Sie müssen bitte zum Schluss kommen!

Gleich. Mein letztes Wort, Frau Präsidentin: – und auch die Windows-Server wurden im Juli 2015 nicht mehr gepflegt mit der Folge, dass Datensicherheit etwa beim Waffenregister oder der Jugendhilfe auf dem Spiel stehen.

Ein Satz noch zu Informationsfreiheit und Transparenz:

Herr Kollege! Sie müssen wirklich zum Schluss kommen!

Informationsfreiheit und Transparenz werden wir gemeinsam mit Ihnen wieder diskutieren.

Zum Abschluss: Lieber Herr Dr. Dix! Ich weiß nicht, ob es das letzte Mal war, dass Sie hier im Parlament reden. Der Dank von uns allen für Ihre Arbeit ist auch verbunden mit dem Appell an die Koalitionsfraktionen, rechtzeitig eine Nachfolge zu finden und sie nicht parteipolitisch zu verhackstücken. Und auch darüber – –

[Die Präsidentin stellt das Mikrofon ab.]

Vielen Dank, Herr Kollege!

[Beifall bei den GRÜNEN und den PIRATEN]

Für die Linksfraktion hat jetzt das Wort der Herr Abgeordnete Doering.

Frau Präsidentin! Meine Damen und Herren! Sehr geehrter Herr Dr. Dix! Sie haben mit Ihrem Jahresbericht dem Abgeordnetenhaus wieder einen umfangreichen Bericht vorgelegt, und der Senat hat sich mit diesem Bericht am 7. Juli befasst. Der Innensenator teilte nach der entsprechenden Senatssitzung in einer Pressemitteilung mit, dass der Datenschutz „in den Berliner Behörden großgeschrieben“ wird. Natürlich wird Datenschutz großgeschrieben, aber Herr Henkel meint ja offenkundig etwas anderes. Die Probleme beim Datenschutz seien, so Herr Henkel, in den Berliner Behörden weiter rückläufig.

Allein die Tatsache, dass ich mich heute hier an dieser Stelle persönlich und im Namen meiner Fraktion bei Herrn Dr. Dix für seine Arbeit bedanken kann, zeigt, wie ernst es die Koalition offenbar mit diesem Datenschutz nimmt. Eigentlich wollte Herr Dix zu Anfang Juni in den

(Benedikt Lux)

Ruhestand gehen, aber Herr Dix ist dankenswerterweise noch im Amt, weil es die Koalition bis heute nicht geschafft hat, dem Abgeordnetenhaus einen Vorschlag für seine Nachfolge zu unterbreiten. So ernst nimmt die Koalition den Datenschutz.

Ich möchte mich bei Herrn Dix für seine über zehn Jahre andauernde Arbeit bedanken – auch im Namen meiner Fraktion.

[Beifall bei der LINKEN und den PIRATEN – Vereinzelter Beifall bei den GRÜNEN]

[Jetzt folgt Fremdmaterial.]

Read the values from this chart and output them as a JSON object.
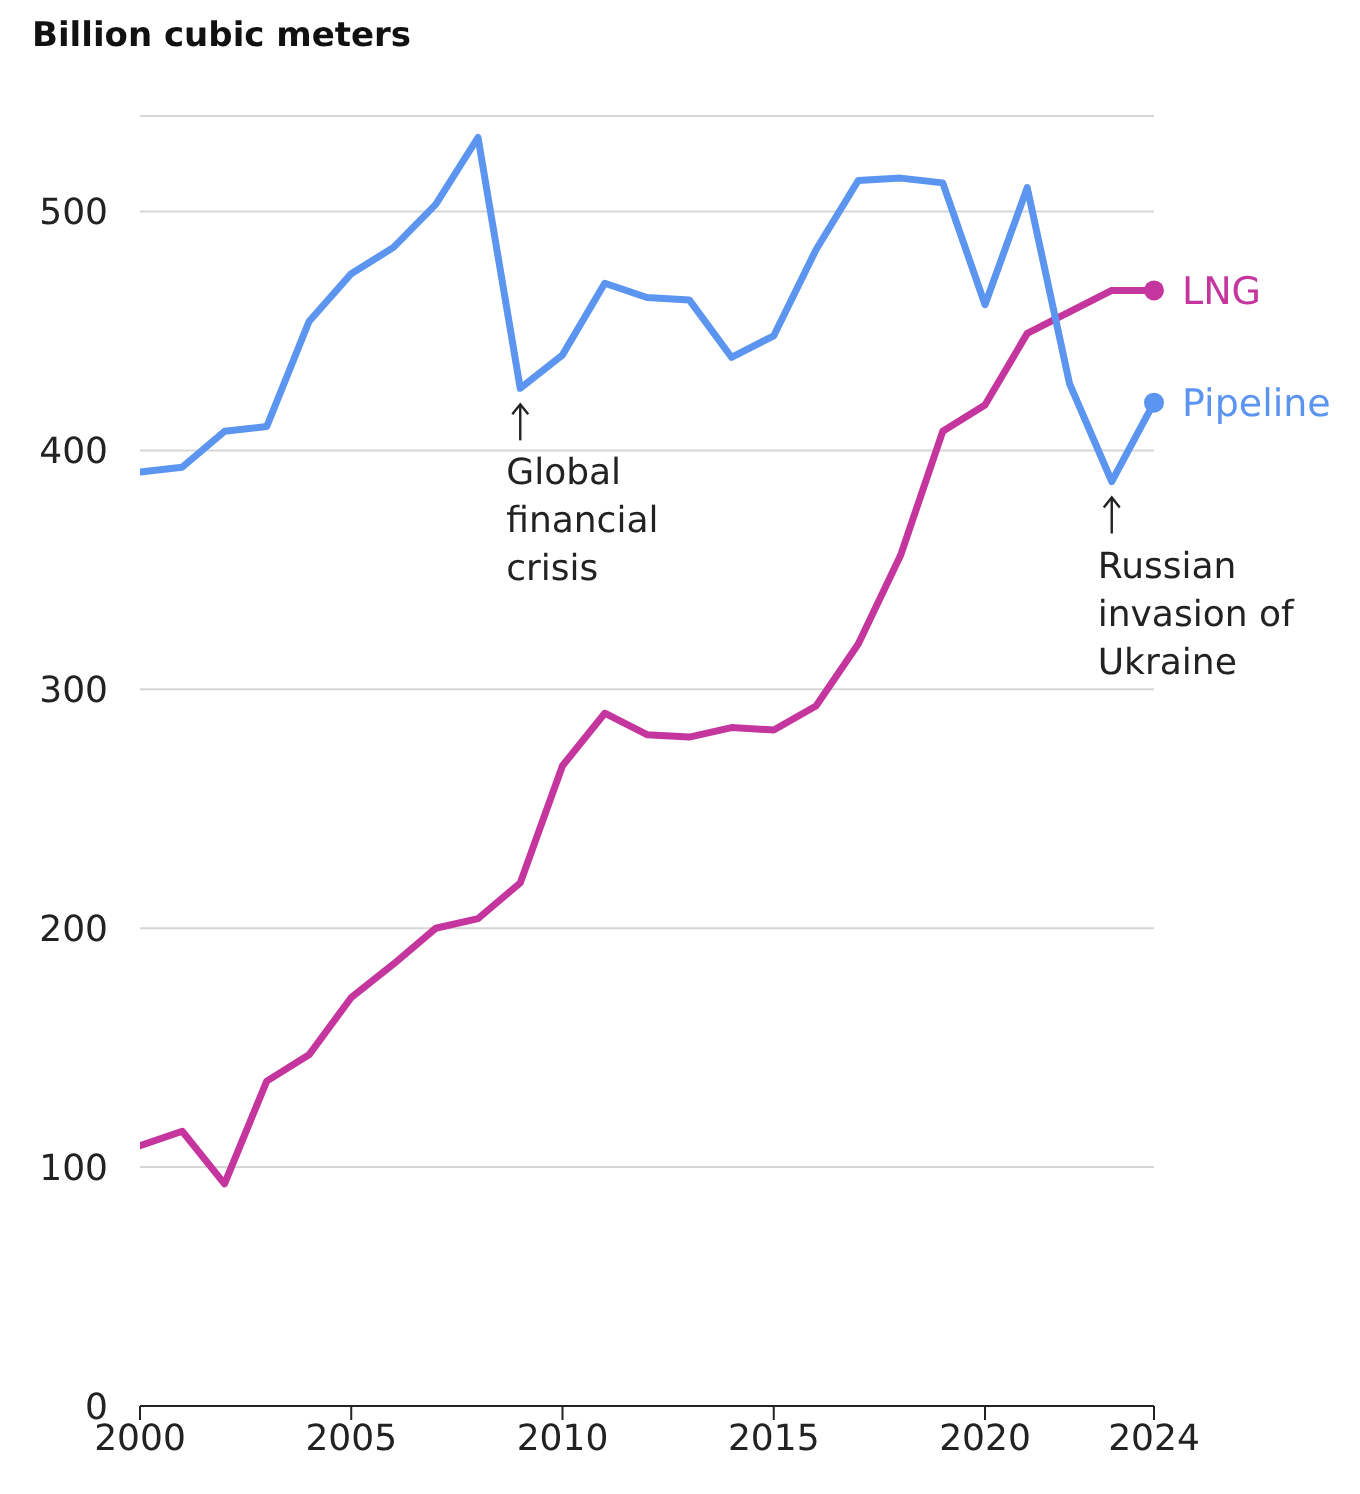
{
  "chart_data": {
    "type": "line",
    "ylabel": "Billion cubic meters",
    "x": [
      2000,
      2001,
      2002,
      2003,
      2004,
      2005,
      2006,
      2007,
      2008,
      2009,
      2010,
      2011,
      2012,
      2013,
      2014,
      2015,
      2016,
      2017,
      2018,
      2019,
      2020,
      2021,
      2022,
      2023,
      2024
    ],
    "series": [
      {
        "name": "LNG",
        "color": "#c4359e",
        "values": [
          109,
          115,
          93,
          136,
          147,
          171,
          185,
          200,
          204,
          219,
          268,
          290,
          281,
          280,
          284,
          283,
          293,
          319,
          356,
          408,
          419,
          449,
          458,
          467,
          467
        ]
      },
      {
        "name": "Pipeline",
        "color": "#5b95f0",
        "values": [
          391,
          393,
          408,
          410,
          454,
          474,
          485,
          503,
          531,
          426,
          440,
          470,
          464,
          463,
          439,
          448,
          484,
          513,
          514,
          512,
          461,
          510,
          428,
          387,
          420
        ]
      }
    ],
    "xlim": [
      2000,
      2024
    ],
    "xticks": [
      2000,
      2005,
      2010,
      2015,
      2020,
      2024
    ],
    "ylim": [
      0,
      540
    ],
    "yticks": [
      0,
      100,
      200,
      300,
      400,
      500
    ],
    "grid": "y",
    "legend": false,
    "marker": "none",
    "line_style": "solid",
    "annotations": [
      {
        "text": "Global financial crisis",
        "x": 2009,
        "y": 426
      },
      {
        "text": "Russian invasion of Ukraine",
        "x": 2023,
        "y": 387
      }
    ]
  }
}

Die „Berliner Morgenpost“ schrieb am 12. April 2015:

Alexander Dix hat sich einen Ruf als hartnäckiger Kämpfer für die Selbstbestimmung der Bürger über ihre Daten erarbeitet. Er gilt als Verfechter für transparentes Verwaltungshandeln.

Dem kann ich nur zustimmen – verbunden auch mit einem Dank an Ihre Mitarbeiterinnen und Mitarbeiter.